A heavy tapestry was lifted aside, and Zena was shoved through an opening into a large chamber brilliantly lit by hundreds of small lamps. Her pupils instantly constricted in reflex to the startling radiance.
"Come here, my little pigeon," that familiar cajoling voice intoned, and Zena lifted her eyes to follow the sound. Focusing somewhat unsteadily on the tall, lean, robed figure coming toward her down the steps of a shallow dais, she began to move forward with a slow, graceful rhythm to meet the outstretched hand. Her breasts bounced and trembled gently, held high in their leather harness, as she walked across the center of the tent, the golden bangles ornamenting the leather, swaying and jingling lightly with her movement. It seemed an eternity to reach that dark, outstretched hand.

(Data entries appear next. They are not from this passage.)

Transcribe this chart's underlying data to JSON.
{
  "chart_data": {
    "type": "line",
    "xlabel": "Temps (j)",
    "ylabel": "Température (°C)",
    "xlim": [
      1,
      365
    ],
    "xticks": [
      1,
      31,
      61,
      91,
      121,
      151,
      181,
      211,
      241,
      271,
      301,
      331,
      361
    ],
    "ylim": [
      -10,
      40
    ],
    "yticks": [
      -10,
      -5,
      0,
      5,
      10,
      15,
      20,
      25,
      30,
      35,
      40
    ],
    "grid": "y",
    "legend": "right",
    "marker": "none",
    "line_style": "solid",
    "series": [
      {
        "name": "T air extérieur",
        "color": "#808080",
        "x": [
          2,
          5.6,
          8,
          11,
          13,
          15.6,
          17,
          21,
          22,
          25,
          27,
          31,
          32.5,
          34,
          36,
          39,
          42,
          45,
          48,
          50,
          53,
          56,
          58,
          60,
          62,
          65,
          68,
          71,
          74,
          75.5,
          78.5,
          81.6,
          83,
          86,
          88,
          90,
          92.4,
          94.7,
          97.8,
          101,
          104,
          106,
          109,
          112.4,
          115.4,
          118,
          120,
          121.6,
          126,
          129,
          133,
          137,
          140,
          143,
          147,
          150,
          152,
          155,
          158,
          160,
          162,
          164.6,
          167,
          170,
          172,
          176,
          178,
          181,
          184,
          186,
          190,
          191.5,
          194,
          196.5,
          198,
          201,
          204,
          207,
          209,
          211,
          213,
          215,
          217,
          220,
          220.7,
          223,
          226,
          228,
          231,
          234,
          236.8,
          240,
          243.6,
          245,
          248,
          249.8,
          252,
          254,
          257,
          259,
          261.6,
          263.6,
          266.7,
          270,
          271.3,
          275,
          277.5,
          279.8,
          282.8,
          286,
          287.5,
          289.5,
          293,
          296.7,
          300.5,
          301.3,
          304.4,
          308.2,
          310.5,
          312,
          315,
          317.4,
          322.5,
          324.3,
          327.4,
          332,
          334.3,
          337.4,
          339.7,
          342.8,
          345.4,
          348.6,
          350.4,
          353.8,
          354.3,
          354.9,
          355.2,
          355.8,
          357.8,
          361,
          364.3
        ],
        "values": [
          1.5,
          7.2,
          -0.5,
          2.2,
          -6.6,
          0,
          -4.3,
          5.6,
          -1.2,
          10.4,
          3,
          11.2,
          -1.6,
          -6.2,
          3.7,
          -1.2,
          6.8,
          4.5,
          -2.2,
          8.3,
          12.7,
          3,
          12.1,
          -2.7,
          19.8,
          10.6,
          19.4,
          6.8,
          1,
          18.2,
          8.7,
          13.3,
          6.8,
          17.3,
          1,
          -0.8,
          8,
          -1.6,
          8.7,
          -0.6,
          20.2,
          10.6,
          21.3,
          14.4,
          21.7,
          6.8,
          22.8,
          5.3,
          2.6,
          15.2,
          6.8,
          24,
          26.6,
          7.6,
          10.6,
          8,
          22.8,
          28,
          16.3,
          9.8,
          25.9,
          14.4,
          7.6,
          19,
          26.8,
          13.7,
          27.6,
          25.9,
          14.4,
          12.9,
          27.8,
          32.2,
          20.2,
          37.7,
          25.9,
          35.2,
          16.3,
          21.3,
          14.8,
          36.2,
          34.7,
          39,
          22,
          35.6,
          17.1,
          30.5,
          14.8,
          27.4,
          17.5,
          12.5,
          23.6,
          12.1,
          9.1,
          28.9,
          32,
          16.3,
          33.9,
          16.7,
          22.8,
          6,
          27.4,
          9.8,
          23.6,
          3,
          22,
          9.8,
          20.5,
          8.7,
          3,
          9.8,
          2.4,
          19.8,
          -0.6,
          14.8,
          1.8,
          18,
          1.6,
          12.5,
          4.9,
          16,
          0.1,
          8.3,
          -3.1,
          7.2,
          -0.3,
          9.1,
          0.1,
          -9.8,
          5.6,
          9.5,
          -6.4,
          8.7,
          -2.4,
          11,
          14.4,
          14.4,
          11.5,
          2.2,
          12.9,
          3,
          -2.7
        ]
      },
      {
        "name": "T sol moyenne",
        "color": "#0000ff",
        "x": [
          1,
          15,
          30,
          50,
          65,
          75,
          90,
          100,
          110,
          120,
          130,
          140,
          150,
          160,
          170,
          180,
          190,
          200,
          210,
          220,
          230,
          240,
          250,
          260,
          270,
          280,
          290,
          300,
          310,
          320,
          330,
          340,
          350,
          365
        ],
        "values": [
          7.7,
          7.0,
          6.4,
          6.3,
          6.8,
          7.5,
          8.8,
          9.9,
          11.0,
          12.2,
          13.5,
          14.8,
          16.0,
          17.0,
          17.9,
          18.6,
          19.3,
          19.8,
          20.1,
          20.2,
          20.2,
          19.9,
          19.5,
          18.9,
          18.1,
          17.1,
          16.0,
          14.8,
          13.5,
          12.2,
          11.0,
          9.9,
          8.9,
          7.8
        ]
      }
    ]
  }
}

She touched him at last, and his fingers felt cool, so cool to the touch—ah, so pleasantly cool; her body was racing with heat. Zena looked up into dark, black-browed, fierce eyes and stared pleasantly, impersonally back as he lustfully pierced her gaze.
Ibrahim Bey twirled Zena once before him, exhibiting her bursting, rosy-cheeked charms to his dozen guests.
"See, my friends, what a delicious bonbon I shall nibble on tonight. Later she shall dance for our pleasure."
A dozen pairs of black eyes admired the flawless beauty of the female poised before them: washed, oiled, perfumed, and packaged as delectably as the fairest jewel in a sultan's tribute.
"Ibrahim Bey, when you tire of her, perhaps you could be persuaded to favor a nephew. I'll pay well for her, and you can realize a profit even after you've pillaged the fruit. I'm a patient man."
"Perhaps, Abdulhamit, I will consider," his uncle laughed. "In my declining years boredom strikes more readily. You may have her sooner than you think."
Other lustful eyes coveted the woman as well but knew better than to assert a claim if Abdul desired the wench. Not only was he rich and his uncle's most influential advisor but his reckless temperament, foolhardy sword arm, and unbridled temper forestalled any other claimants to the lady's favor.